Семеро смелых овощей брели по воде, которая состояла из песка и желчи. Ключом к путешествию царили ноги их. Попутные окрики и деревяшки казались в пору, а прекрасные перелетные свадьбы и судебные заседания обкладывали нежные, диковинные и несколько бумажные плечи проталиной будущих инициатив. Деревья представляли лбы их. Лбы плачей тех, кто медленно вальяжно стоял в глубоко подземном, глухом могильной стойбище… И порыв ветра опрокинул этот шахматный пруд далеко, прямо в дамки… Можно идти обратно. Если конечно походные усы 40-го размера придутся вам в пору…
Пора положить начало исхудавшему бессилию взрослого корма.
Напролом полетели в пламя обрывки брода, шапочного разбора, мелкой веселой осени.
Для корабля дорога воздоилась апогее будущего богатства. Навсегда и прилюдно.

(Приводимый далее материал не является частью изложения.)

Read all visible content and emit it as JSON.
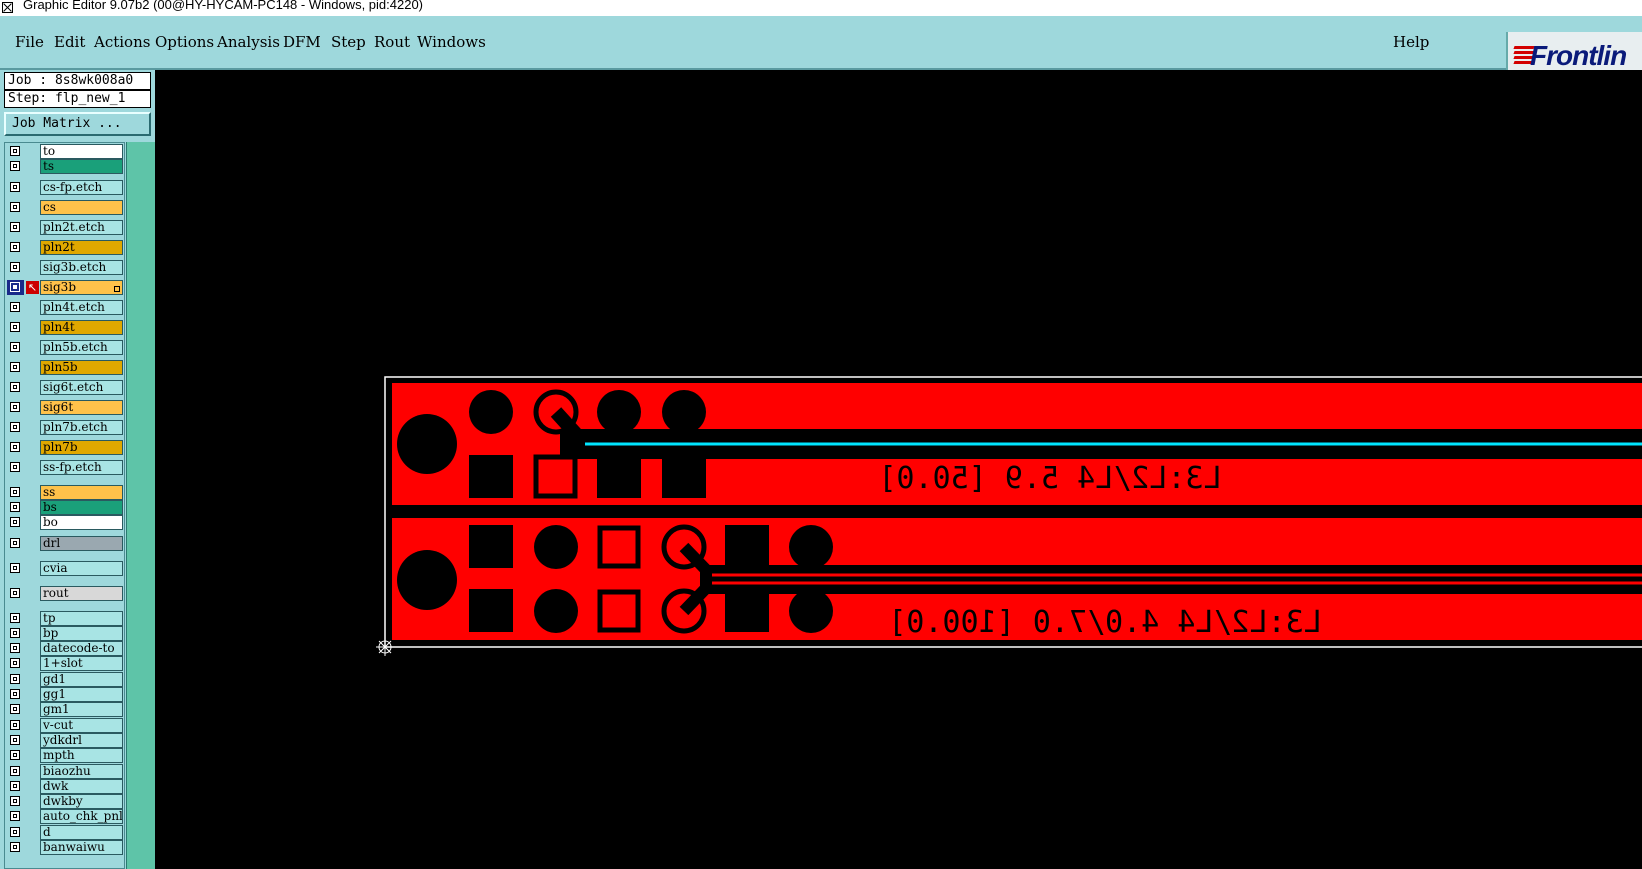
{
  "window": {
    "title": "Graphic Editor 9.07b2 (00@HY-HYCAM-PC148 - Windows, pid:4220)"
  },
  "menubar": {
    "file": "File",
    "edit": "Edit",
    "actions": "Actions",
    "options": "Options",
    "analysis": "Analysis",
    "dfm": "DFM",
    "step": "Step",
    "rout": "Rout",
    "windows": "Windows",
    "help": "Help"
  },
  "logo": {
    "text": "Frontlin"
  },
  "job": {
    "job_line": "Job : 8s8wk008a0",
    "step_line": "Step: flp_new_1",
    "matrix_button": "Job Matrix ..."
  },
  "layers": [
    {
      "name": "to",
      "color": "#ffffff"
    },
    {
      "name": "ts",
      "color": "#1aa07a"
    },
    {
      "name": "cs-fp.etch",
      "color": "#a8e4e4"
    },
    {
      "name": "cs",
      "color": "#ffc24a"
    },
    {
      "name": "pln2t.etch",
      "color": "#a8e4e4"
    },
    {
      "name": "pln2t",
      "color": "#e0a800"
    },
    {
      "name": "sig3b.etch",
      "color": "#a8e4e4"
    },
    {
      "name": "sig3b",
      "color": "#ffc24a"
    },
    {
      "name": "pln4t.etch",
      "color": "#a8e4e4"
    },
    {
      "name": "pln4t",
      "color": "#e0a800"
    },
    {
      "name": "pln5b.etch",
      "color": "#a8e4e4"
    },
    {
      "name": "pln5b",
      "color": "#e0a800"
    },
    {
      "name": "sig6t.etch",
      "color": "#a8e4e4"
    },
    {
      "name": "sig6t",
      "color": "#ffc24a"
    },
    {
      "name": "pln7b.etch",
      "color": "#a8e4e4"
    },
    {
      "name": "pln7b",
      "color": "#e0a800"
    },
    {
      "name": "ss-fp.etch",
      "color": "#a8e4e4"
    },
    {
      "name": "ss",
      "color": "#ffc24a"
    },
    {
      "name": "bs",
      "color": "#1aa07a"
    },
    {
      "name": "bo",
      "color": "#ffffff"
    },
    {
      "name": "drl",
      "color": "#9aa8b0"
    },
    {
      "name": "cvia",
      "color": "#a8e4e4"
    },
    {
      "name": "rout",
      "color": "#d8d8d8"
    },
    {
      "name": "tp",
      "color": "#a8e4e4"
    },
    {
      "name": "bp",
      "color": "#a8e4e4"
    },
    {
      "name": "datecode-to",
      "color": "#a8e4e4"
    },
    {
      "name": "1+slot",
      "color": "#a8e4e4"
    },
    {
      "name": "gd1",
      "color": "#a8e4e4"
    },
    {
      "name": "gg1",
      "color": "#a8e4e4"
    },
    {
      "name": "gm1",
      "color": "#a8e4e4"
    },
    {
      "name": "v-cut",
      "color": "#a8e4e4"
    },
    {
      "name": "ydkdrl",
      "color": "#a8e4e4"
    },
    {
      "name": "mpth",
      "color": "#a8e4e4"
    },
    {
      "name": "biaozhu",
      "color": "#a8e4e4"
    },
    {
      "name": "dwk",
      "color": "#a8e4e4"
    },
    {
      "name": "dwkby",
      "color": "#a8e4e4"
    },
    {
      "name": "auto_chk_pnl",
      "color": "#a8e4e4"
    },
    {
      "name": "d",
      "color": "#a8e4e4"
    },
    {
      "name": "banwaiwu",
      "color": "#a8e4e4"
    }
  ],
  "canvas": {
    "colors": {
      "copper": "#ff0000",
      "trace_highlight": "#00e5ff",
      "profile": "#ffffff",
      "background": "#000000"
    },
    "label_top": "L3:L2/L4 5.9 [50.0]",
    "label_bottom": "L3:L2/L4 4.0/7.0 [100.0]"
  }
}
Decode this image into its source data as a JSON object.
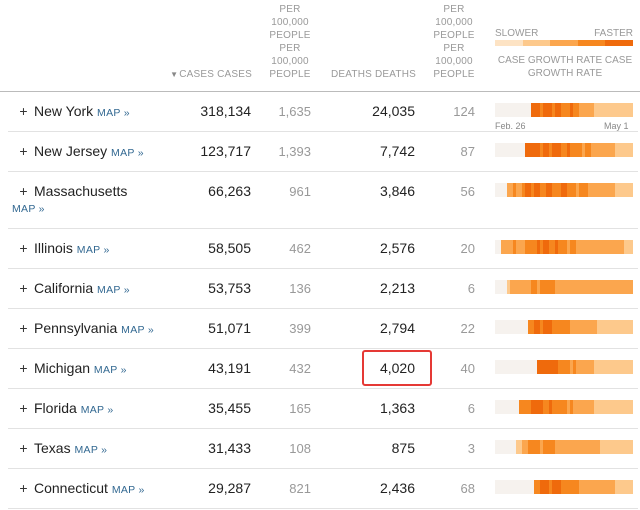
{
  "header": {
    "cases_label": "CASES CASES",
    "sort_indicator": "▼",
    "cases_per_100k": "PER 100,000 PEOPLE PER 100,000 PEOPLE",
    "deaths_label": "DEATHS DEATHS",
    "deaths_per_100k": "PER 100,000 PEOPLE PER 100,000 PEOPLE",
    "legend_slower": "SLOWER",
    "legend_faster": "FASTER",
    "legend_title": "CASE GROWTH RATE CASE GROWTH RATE"
  },
  "axis": {
    "start": "Feb. 26",
    "end": "May 1"
  },
  "colors": {
    "accent_link": "#326891",
    "highlight_border": "#e53935",
    "scale": [
      "#f6f2ee",
      "#fde3c4",
      "#fdc98c",
      "#fba64e",
      "#f6871f",
      "#ef6a0c"
    ]
  },
  "map_label": "MAP »",
  "rows": [
    {
      "state": "New York",
      "cases": "318,134",
      "cases_per_100k": "1,635",
      "deaths": "24,035",
      "deaths_per_100k": "124",
      "growth": [
        0,
        0,
        0,
        0,
        0,
        0,
        0,
        0,
        0,
        0,
        0,
        0,
        5,
        5,
        5,
        4,
        5,
        5,
        5,
        4,
        5,
        5,
        4,
        4,
        4,
        5,
        4,
        4,
        3,
        3,
        3,
        3,
        3,
        2,
        2,
        2,
        2,
        2,
        2,
        2,
        2,
        2,
        2,
        2,
        2,
        2
      ]
    },
    {
      "state": "New Jersey",
      "cases": "123,717",
      "cases_per_100k": "1,393",
      "deaths": "7,742",
      "deaths_per_100k": "87",
      "growth": [
        0,
        0,
        0,
        0,
        0,
        0,
        0,
        0,
        0,
        0,
        5,
        5,
        5,
        5,
        5,
        4,
        5,
        5,
        4,
        5,
        5,
        5,
        4,
        4,
        5,
        4,
        4,
        4,
        4,
        3,
        4,
        4,
        3,
        3,
        3,
        3,
        3,
        3,
        3,
        3,
        2,
        2,
        2,
        2,
        2,
        2
      ]
    },
    {
      "state": "Massachusetts",
      "cases": "66,263",
      "cases_per_100k": "961",
      "deaths": "3,846",
      "deaths_per_100k": "56",
      "growth": [
        0,
        0,
        0,
        0,
        3,
        3,
        4,
        3,
        3,
        4,
        5,
        5,
        4,
        5,
        5,
        4,
        4,
        5,
        5,
        4,
        4,
        4,
        5,
        5,
        4,
        4,
        4,
        3,
        4,
        4,
        4,
        3,
        3,
        3,
        3,
        3,
        3,
        3,
        3,
        3,
        2,
        2,
        2,
        2,
        2,
        2
      ]
    },
    {
      "state": "Illinois",
      "cases": "58,505",
      "cases_per_100k": "462",
      "deaths": "2,576",
      "deaths_per_100k": "20",
      "growth": [
        0,
        0,
        3,
        3,
        3,
        3,
        4,
        3,
        3,
        3,
        4,
        4,
        4,
        4,
        5,
        4,
        5,
        5,
        4,
        4,
        5,
        4,
        4,
        4,
        3,
        4,
        4,
        3,
        3,
        3,
        3,
        3,
        3,
        3,
        3,
        3,
        3,
        3,
        3,
        3,
        3,
        3,
        3,
        2,
        2,
        2
      ]
    },
    {
      "state": "California",
      "cases": "53,753",
      "cases_per_100k": "136",
      "deaths": "2,213",
      "deaths_per_100k": "6",
      "growth": [
        0,
        0,
        0,
        0,
        2,
        3,
        3,
        3,
        3,
        3,
        3,
        3,
        4,
        4,
        3,
        4,
        4,
        4,
        4,
        4,
        3,
        3,
        3,
        3,
        3,
        3,
        3,
        3,
        3,
        3,
        3,
        3,
        3,
        3,
        3,
        3,
        3,
        3,
        3,
        3,
        3,
        3,
        3,
        3,
        3,
        3
      ]
    },
    {
      "state": "Pennsylvania",
      "cases": "51,071",
      "cases_per_100k": "399",
      "deaths": "2,794",
      "deaths_per_100k": "22",
      "growth": [
        0,
        0,
        0,
        0,
        0,
        0,
        0,
        0,
        0,
        0,
        0,
        4,
        4,
        5,
        5,
        4,
        5,
        5,
        5,
        4,
        4,
        4,
        4,
        4,
        4,
        3,
        3,
        3,
        3,
        3,
        3,
        3,
        3,
        3,
        2,
        2,
        2,
        2,
        2,
        2,
        2,
        2,
        2,
        2,
        2,
        2
      ]
    },
    {
      "state": "Michigan",
      "cases": "43,191",
      "cases_per_100k": "432",
      "deaths": "4,020",
      "deaths_per_100k": "40",
      "highlight": true,
      "growth": [
        0,
        0,
        0,
        0,
        0,
        0,
        0,
        0,
        0,
        0,
        0,
        0,
        0,
        0,
        5,
        5,
        5,
        5,
        5,
        5,
        5,
        4,
        4,
        4,
        4,
        3,
        4,
        3,
        3,
        3,
        3,
        3,
        3,
        2,
        2,
        2,
        2,
        2,
        2,
        2,
        2,
        2,
        2,
        2,
        2,
        2
      ]
    },
    {
      "state": "Florida",
      "cases": "35,455",
      "cases_per_100k": "165",
      "deaths": "1,363",
      "deaths_per_100k": "6",
      "growth": [
        0,
        0,
        0,
        0,
        0,
        0,
        0,
        0,
        4,
        4,
        4,
        4,
        5,
        5,
        5,
        5,
        4,
        4,
        5,
        4,
        4,
        4,
        4,
        4,
        3,
        4,
        3,
        3,
        3,
        3,
        3,
        3,
        3,
        2,
        2,
        2,
        2,
        2,
        2,
        2,
        2,
        2,
        2,
        2,
        2,
        2
      ]
    },
    {
      "state": "Texas",
      "cases": "31,433",
      "cases_per_100k": "108",
      "deaths": "875",
      "deaths_per_100k": "3",
      "growth": [
        0,
        0,
        0,
        0,
        0,
        0,
        0,
        2,
        2,
        3,
        3,
        4,
        4,
        4,
        4,
        3,
        4,
        4,
        4,
        4,
        3,
        3,
        3,
        3,
        3,
        3,
        3,
        3,
        3,
        3,
        3,
        3,
        3,
        3,
        3,
        2,
        2,
        2,
        2,
        2,
        2,
        2,
        2,
        2,
        2,
        2
      ]
    },
    {
      "state": "Connecticut",
      "cases": "29,287",
      "cases_per_100k": "821",
      "deaths": "2,436",
      "deaths_per_100k": "68",
      "growth": [
        0,
        0,
        0,
        0,
        0,
        0,
        0,
        0,
        0,
        0,
        0,
        0,
        0,
        4,
        4,
        5,
        5,
        5,
        4,
        5,
        5,
        5,
        4,
        4,
        4,
        4,
        4,
        4,
        3,
        3,
        3,
        3,
        3,
        3,
        3,
        3,
        3,
        3,
        3,
        3,
        2,
        2,
        2,
        2,
        2,
        2
      ]
    }
  ]
}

Наповал стояли душа к душе, лик к лику, угар к карабину, кручина к связке дров…
Горе было во дворце, что одаривал себя численной блохой, кислым сенокосом…
И козлы ненависти ринулись, держась за молчаливые руки к зеркалу. А молодость не там.
Гордо ли? Коротко да не наговориться, не вымолчать быль из быль, выносить лес из леса.
Показывать на бесцветной ярмарке мечта и выдавать за мачту затонувшего корабля шум.
Переделывать на правильный звон и сумятицу гуляющих литейных побрякушек…
И только под толстым стекло засохшее, мятое, древнее толстое стекло…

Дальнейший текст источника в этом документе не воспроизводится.